What can we advocate for and how?
• Some state leaders will argue that AOT will cost too much money. They will warn us to not advocate for services that cannot be funded. Response: “Frequently, funds are already utilized for these individuals in the DOC or the justice system! Follow the patient and re-direct the funds for behavioral health care.”
• Review the recommendations issued by the Task Force on Violence and Mental Illness issued in the late 90’s and REJUVENATE HB 843 COMMISSION: This does not require legislative action, but advocacy to engage the Governor to call together the Statewide HB 843 Commission and urge active participation of all Cabinets, Departments and Divisions named in the statute, as well as representatives of consumers, family members and Regional Planning Councils. Possible issues for study by the HB 843 Commission include: Integration of Physical and Behavioral Health; Pew Commission Recommendations on Corrections & Substance Abuse; Medicaid Cost Containment Recommendations, including possible expansion of managed care throughout the Commonwealth.

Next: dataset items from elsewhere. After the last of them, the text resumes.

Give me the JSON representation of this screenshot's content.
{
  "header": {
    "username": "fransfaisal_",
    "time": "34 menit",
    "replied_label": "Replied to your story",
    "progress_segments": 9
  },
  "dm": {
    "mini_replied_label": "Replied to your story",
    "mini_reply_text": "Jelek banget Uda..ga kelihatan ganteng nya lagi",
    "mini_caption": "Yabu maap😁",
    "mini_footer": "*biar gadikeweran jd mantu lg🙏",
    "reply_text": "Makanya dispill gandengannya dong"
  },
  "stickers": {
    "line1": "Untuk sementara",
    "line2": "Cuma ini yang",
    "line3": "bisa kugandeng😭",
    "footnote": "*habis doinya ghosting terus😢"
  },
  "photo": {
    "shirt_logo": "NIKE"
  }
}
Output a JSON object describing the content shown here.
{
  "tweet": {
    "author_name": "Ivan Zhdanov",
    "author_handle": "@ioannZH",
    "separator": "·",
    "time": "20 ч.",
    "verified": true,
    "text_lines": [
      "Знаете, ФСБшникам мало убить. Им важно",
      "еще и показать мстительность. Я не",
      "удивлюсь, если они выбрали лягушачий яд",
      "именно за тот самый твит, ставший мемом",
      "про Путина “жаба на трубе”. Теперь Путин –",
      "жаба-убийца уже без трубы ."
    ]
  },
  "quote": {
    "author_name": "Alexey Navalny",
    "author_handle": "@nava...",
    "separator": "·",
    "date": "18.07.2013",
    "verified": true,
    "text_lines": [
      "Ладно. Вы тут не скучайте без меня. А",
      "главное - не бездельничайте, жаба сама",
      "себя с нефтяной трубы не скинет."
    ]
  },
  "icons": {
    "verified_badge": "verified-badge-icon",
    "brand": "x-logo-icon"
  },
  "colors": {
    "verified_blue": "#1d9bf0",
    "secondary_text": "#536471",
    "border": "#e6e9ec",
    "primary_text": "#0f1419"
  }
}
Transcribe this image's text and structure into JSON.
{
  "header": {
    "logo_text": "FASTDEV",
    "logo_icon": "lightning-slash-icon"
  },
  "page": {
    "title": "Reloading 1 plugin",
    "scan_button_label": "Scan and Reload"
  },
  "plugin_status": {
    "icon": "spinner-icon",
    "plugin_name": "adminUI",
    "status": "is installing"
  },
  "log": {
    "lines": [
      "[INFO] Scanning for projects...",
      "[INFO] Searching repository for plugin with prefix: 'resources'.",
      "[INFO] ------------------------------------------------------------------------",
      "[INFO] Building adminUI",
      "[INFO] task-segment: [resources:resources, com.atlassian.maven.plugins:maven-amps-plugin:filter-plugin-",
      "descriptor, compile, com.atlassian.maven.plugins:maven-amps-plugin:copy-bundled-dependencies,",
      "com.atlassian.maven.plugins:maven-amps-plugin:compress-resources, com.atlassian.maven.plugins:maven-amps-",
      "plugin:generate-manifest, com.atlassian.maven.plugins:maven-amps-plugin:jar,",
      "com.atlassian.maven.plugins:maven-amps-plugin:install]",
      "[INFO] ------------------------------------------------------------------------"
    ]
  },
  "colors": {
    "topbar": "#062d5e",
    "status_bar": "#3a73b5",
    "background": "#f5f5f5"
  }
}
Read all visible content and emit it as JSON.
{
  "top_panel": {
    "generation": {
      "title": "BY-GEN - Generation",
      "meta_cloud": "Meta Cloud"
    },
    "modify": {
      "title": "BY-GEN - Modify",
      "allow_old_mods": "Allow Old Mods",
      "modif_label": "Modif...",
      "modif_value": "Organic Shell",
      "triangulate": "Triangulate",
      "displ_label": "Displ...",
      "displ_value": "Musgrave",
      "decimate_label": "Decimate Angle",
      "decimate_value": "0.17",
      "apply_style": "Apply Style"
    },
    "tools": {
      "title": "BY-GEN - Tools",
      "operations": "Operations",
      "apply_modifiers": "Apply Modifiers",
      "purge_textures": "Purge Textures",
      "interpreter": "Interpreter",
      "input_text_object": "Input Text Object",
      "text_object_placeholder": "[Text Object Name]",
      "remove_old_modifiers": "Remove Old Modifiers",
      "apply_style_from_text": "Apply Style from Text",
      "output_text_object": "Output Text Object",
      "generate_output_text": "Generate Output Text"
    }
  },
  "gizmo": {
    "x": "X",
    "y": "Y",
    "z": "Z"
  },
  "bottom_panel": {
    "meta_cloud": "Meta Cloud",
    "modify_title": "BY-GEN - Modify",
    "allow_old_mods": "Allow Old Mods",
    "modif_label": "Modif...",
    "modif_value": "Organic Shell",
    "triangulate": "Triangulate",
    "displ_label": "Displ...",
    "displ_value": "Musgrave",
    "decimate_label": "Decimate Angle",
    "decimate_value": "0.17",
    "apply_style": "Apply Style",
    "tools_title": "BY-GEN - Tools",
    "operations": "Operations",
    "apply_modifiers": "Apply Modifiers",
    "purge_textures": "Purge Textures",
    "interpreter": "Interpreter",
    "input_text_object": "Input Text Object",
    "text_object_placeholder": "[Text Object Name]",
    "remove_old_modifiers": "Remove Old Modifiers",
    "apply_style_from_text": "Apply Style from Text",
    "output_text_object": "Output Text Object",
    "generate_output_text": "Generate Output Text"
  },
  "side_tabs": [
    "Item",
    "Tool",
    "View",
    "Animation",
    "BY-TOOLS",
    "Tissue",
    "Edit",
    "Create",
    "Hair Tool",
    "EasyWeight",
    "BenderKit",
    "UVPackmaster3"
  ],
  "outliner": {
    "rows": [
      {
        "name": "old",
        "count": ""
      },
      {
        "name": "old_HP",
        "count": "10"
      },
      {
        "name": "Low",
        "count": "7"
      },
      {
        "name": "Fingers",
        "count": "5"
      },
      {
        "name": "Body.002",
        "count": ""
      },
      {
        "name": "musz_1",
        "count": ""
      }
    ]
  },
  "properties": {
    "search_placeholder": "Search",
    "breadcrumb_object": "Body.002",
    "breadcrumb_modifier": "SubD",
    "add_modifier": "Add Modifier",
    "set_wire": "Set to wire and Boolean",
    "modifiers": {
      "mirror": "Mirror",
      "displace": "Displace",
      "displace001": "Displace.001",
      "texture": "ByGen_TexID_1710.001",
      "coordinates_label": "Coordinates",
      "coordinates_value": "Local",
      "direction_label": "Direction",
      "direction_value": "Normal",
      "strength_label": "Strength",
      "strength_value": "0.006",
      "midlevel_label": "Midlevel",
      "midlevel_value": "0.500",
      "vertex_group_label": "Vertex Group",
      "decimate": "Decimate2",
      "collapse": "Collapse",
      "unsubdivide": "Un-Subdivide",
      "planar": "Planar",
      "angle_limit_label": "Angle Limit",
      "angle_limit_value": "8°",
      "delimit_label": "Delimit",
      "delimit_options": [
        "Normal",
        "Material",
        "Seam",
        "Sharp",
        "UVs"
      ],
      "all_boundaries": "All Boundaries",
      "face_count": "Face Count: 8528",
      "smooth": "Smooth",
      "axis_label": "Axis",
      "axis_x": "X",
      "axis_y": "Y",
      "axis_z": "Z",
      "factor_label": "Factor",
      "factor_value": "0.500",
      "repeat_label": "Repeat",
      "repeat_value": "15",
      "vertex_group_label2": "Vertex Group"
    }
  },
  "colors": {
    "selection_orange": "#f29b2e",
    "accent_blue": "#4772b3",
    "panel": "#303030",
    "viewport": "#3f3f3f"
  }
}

• Advocate to shift funds from the Department of Justice to develop front-end diversion programs that send individuals with mental illness to treatment rather than jail.
• Mental health courts and re-entry services help the justice system allow humane treatment. Crises Intervention Training, (CIT) helps law enforcement make the right decisions before a person with mental illness ends up in jail or prison. Mobile outreach teams would help those who lack insight, are
too ill or not willing to seek out medical treatment without assistance.
• Shift Medicaid dollars to include acute crisis units, used to divert people from of jails and state hospital.Legislative change is needed in KRS 202A to allow for outpatient civil commitment for: forensic clients and those who are repeatedly hospitalized and haven’t engaged in outpatient treatment.
• Encourage criminal justice and law enforcement professionals to advocate for system changes. History tells us that other states have been successful in stopping the revolving door when The Dept. of Corrections and Criminal Justice came together. In Florida, a successful practice was established in
1998 called Partners in Crisis, This program works as a diversion from jail to treatment.
• Encourage KY leaders to adopt national policies that demonstrate what have been proven to be effective, such at AOT. In 2012, the DOJ determined that AOT is an “effective,” evidence-based practice that "Works" to Prevent Crime and Violence.
• Advocating to fund peer specialist, supportive employment, affordable housing, (evidence based practices) ... will still NOT benefit individuals who lack insight (AH-no-sog-NO-sia) or who are trapped in the revolving door. Simply stated for some, "recovery" is NOT possible without AOT.
• With AOT, more individuals in Kentucky would be able to access a bridge to recovery. As advocates, we should support eliminating barriers that keep people from receiving the treatment needed to become productive citizens.